Asit ileri bir seviyeye ulaştığında, karın bölgesindeki şişlik mideye baskı uygular, bu da iştah kaybına ve akciğerlere, bu da nefes darlığına neden olabilir. Bazı hastalar ayak bilekleri gibi vücudun diğer bölgelerinde de şişlik fark eder.
Bir assit komplikasyonu olan bakteriyel peritonit, karın rahatsızlığına ve hassasiyetin yanı sıra ateş ve halsizliğe neden olabilen bir enfeksiyondur. Karışıklık, yönelim bozukluğu ve uyuşukluk gelişebilir ve tedavi edilmezse bu durum ölümcül olabilir.
Teşhis
Genellikle, doktorunuz tarafından yapılan bir geçmiş ve fizik asit şüphesi uyandırmak için yeterli olacaktır. Teşhisi doğrulamak için bir ultrason veya CT taraması istenebilir. Ve karın duvarına yerleştirilen bir iğneden çekilerek küçük bir asit sıvısı örneği analiz edilebilir. Bu prosedüre tanısal parasentez denir.
Tedavi
Asit tedavisi, düşük sodyum ve yatak istirahati ile başlar. Bu stratejiler yeterli olmadığında, doktor böbreklerin idrara daha fazla sodyum ve su atmasına yardımcı olmak için diüretik kullanımını önerebilir.

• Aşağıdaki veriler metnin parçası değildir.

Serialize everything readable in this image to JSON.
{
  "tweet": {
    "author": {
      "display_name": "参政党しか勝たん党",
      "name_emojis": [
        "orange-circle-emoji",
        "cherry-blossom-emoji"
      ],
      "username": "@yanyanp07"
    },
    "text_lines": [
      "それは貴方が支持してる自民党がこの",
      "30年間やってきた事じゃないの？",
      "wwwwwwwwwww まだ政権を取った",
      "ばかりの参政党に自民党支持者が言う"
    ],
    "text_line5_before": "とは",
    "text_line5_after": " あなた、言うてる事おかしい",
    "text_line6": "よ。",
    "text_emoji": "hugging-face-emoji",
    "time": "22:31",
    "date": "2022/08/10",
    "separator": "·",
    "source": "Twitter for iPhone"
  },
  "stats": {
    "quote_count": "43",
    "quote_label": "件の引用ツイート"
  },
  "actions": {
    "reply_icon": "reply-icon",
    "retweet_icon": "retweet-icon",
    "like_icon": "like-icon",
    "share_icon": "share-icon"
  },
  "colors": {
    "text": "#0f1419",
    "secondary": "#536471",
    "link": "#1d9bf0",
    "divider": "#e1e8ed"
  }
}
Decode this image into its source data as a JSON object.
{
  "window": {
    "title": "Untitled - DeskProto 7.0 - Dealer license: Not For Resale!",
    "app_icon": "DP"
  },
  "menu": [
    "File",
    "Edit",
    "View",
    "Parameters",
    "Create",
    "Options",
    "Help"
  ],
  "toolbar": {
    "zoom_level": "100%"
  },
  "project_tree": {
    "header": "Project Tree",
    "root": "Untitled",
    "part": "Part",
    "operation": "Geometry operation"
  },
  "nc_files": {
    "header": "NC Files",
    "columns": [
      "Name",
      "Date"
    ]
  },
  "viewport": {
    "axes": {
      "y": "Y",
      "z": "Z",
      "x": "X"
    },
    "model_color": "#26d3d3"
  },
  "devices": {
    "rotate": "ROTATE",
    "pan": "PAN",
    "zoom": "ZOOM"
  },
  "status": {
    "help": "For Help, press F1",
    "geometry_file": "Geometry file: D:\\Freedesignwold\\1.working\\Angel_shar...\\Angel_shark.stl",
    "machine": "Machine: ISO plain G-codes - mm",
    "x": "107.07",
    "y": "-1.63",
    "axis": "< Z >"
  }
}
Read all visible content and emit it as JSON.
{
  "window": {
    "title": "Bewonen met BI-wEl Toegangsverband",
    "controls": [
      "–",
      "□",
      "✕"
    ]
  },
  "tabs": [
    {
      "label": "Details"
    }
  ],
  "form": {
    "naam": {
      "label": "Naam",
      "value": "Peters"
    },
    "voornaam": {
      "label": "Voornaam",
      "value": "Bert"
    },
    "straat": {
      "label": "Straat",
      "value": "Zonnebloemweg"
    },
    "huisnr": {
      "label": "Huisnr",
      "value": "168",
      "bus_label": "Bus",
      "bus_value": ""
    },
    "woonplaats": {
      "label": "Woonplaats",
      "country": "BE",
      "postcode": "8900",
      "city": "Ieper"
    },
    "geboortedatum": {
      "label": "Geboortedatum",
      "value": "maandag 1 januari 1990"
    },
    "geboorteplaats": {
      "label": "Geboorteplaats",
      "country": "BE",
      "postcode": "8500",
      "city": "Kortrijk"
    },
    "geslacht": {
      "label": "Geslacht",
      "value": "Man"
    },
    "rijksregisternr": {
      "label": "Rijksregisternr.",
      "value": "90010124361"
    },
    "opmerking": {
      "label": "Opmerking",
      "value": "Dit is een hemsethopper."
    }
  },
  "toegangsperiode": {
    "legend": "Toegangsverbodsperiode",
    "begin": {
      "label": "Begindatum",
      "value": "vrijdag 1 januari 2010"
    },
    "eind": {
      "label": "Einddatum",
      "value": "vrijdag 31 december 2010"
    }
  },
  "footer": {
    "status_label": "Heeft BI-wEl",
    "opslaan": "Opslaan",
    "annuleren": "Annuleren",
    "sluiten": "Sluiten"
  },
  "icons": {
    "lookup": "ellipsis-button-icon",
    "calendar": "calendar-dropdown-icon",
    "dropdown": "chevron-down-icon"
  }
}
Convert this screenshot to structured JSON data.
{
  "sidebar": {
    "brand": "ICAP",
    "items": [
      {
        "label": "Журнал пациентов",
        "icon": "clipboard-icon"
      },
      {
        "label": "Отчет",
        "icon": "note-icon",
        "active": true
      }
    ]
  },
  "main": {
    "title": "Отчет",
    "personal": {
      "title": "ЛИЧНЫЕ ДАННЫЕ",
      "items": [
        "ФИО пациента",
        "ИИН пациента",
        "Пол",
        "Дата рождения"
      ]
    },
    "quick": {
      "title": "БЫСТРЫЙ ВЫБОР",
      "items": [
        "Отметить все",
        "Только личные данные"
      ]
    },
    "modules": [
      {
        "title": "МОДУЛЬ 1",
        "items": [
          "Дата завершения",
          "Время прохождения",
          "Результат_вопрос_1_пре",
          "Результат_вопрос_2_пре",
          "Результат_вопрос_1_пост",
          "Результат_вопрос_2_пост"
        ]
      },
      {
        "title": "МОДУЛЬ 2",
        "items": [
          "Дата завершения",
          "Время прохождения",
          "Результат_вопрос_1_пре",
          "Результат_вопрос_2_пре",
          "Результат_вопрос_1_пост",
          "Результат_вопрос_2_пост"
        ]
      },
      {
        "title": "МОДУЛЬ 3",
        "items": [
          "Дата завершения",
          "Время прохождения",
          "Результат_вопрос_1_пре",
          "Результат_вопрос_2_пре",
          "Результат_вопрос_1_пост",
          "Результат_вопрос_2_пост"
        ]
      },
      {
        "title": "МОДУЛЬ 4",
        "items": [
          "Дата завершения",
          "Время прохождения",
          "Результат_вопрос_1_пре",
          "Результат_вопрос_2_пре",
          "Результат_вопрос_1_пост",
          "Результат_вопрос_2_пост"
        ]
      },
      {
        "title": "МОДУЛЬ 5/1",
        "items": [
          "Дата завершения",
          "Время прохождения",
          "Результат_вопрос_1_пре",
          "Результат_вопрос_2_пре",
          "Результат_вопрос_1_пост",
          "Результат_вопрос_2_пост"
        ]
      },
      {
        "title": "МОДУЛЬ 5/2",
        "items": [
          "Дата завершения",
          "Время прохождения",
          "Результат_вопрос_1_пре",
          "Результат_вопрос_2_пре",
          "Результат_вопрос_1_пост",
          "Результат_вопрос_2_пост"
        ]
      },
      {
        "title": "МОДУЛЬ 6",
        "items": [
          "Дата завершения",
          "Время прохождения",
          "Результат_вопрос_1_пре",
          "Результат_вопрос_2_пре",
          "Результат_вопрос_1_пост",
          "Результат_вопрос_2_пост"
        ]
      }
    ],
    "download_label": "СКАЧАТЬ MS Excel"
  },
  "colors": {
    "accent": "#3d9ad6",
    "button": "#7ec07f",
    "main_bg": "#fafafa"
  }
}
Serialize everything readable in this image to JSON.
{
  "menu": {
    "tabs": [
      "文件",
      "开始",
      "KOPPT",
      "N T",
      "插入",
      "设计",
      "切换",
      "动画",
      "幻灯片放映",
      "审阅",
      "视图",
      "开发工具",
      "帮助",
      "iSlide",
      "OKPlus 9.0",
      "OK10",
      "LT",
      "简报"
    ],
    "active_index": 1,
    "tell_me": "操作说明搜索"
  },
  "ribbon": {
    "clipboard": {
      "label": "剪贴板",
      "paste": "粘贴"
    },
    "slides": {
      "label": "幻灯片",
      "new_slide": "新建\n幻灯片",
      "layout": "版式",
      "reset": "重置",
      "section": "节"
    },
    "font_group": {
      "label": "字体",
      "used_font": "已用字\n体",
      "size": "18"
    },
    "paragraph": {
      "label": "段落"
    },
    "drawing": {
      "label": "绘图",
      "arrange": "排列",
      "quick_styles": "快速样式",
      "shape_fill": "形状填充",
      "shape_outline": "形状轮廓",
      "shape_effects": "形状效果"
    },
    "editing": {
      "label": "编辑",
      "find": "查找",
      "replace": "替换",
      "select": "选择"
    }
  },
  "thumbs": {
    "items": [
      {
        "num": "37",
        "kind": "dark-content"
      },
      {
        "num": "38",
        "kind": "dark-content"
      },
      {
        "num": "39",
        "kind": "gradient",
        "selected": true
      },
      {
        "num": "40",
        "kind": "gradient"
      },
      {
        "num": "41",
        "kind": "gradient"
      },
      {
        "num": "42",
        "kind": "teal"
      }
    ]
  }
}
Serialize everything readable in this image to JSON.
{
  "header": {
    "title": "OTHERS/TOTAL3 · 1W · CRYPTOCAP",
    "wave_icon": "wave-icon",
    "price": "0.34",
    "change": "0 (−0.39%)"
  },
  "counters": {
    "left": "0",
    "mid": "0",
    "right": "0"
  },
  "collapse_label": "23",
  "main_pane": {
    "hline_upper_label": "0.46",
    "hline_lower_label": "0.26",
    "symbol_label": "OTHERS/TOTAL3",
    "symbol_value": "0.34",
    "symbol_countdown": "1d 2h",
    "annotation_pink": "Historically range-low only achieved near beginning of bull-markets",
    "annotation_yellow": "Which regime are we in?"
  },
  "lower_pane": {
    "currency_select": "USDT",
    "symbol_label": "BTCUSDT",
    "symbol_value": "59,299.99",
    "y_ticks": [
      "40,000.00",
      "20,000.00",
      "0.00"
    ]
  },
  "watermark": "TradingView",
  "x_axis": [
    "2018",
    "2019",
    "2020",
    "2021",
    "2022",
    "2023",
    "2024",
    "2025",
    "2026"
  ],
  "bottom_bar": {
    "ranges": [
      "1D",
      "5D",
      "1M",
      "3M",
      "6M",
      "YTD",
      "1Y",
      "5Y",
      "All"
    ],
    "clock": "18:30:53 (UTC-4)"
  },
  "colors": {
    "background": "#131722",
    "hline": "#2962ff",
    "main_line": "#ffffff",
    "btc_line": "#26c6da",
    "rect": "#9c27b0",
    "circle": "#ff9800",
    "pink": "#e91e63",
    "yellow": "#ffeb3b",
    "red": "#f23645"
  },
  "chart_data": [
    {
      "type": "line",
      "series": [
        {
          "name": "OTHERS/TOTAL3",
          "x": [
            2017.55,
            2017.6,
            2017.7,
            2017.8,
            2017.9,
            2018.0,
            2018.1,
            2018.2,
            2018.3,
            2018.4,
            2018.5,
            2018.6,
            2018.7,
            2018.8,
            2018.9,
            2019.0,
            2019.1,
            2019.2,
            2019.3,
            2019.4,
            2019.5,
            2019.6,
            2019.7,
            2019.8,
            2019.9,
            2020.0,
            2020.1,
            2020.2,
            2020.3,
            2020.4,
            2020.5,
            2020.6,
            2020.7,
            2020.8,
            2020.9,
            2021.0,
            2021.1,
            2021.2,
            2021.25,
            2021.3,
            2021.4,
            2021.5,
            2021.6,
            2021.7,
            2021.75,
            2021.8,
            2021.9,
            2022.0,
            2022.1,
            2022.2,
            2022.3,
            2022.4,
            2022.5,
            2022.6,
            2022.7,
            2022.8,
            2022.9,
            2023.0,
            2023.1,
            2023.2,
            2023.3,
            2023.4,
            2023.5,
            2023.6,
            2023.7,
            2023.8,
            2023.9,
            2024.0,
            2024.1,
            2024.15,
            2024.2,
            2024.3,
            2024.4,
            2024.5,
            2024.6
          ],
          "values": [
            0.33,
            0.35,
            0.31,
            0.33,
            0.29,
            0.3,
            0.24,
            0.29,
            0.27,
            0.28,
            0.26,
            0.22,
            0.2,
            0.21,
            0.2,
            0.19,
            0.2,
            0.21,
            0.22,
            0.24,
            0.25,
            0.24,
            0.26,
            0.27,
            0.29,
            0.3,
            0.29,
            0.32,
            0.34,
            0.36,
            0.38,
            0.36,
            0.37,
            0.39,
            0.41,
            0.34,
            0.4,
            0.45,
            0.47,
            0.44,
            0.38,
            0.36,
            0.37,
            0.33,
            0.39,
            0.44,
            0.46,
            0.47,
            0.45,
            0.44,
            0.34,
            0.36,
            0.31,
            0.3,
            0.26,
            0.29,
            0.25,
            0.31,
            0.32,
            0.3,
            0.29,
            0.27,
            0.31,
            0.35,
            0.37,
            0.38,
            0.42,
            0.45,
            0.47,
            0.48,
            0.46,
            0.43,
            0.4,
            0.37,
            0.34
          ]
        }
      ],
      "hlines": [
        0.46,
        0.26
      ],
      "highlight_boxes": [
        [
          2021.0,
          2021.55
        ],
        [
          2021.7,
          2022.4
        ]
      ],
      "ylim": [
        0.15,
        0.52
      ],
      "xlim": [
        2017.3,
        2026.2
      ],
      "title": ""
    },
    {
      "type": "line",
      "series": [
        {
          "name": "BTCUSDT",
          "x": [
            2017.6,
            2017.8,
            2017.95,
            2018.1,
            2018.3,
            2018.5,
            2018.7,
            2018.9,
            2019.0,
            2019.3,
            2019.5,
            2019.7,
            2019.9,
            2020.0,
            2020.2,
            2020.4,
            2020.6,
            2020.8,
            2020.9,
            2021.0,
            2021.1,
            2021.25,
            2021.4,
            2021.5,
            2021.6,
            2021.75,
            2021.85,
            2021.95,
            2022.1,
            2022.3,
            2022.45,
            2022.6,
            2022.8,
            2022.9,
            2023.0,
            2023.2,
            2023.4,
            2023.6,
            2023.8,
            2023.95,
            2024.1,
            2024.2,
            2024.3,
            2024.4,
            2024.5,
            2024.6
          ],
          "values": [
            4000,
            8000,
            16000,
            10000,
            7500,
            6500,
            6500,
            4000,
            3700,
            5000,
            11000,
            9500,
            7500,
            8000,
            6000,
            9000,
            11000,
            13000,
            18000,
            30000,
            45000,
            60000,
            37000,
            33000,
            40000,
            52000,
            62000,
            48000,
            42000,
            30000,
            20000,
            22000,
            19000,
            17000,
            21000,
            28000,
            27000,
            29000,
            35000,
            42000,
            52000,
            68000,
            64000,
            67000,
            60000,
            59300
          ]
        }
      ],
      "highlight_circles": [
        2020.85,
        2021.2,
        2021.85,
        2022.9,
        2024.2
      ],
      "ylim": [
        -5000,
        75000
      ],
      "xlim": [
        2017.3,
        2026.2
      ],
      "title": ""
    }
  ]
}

Önemli rahatsızlık hisseden veya nefes alamayan veya zorlanmadan yemek yiyemeyen hastalar için, karın içine bir iğne sokulan terapötik parasentez adı verilen bir prosedürle sıvı alınabilir. Nadir durumlarda, bir şant kullanarak kan akışını yeniden yönlendirmek için ameliyat yapılır ve en nadir durumlarda karaciğer nakli gerekir.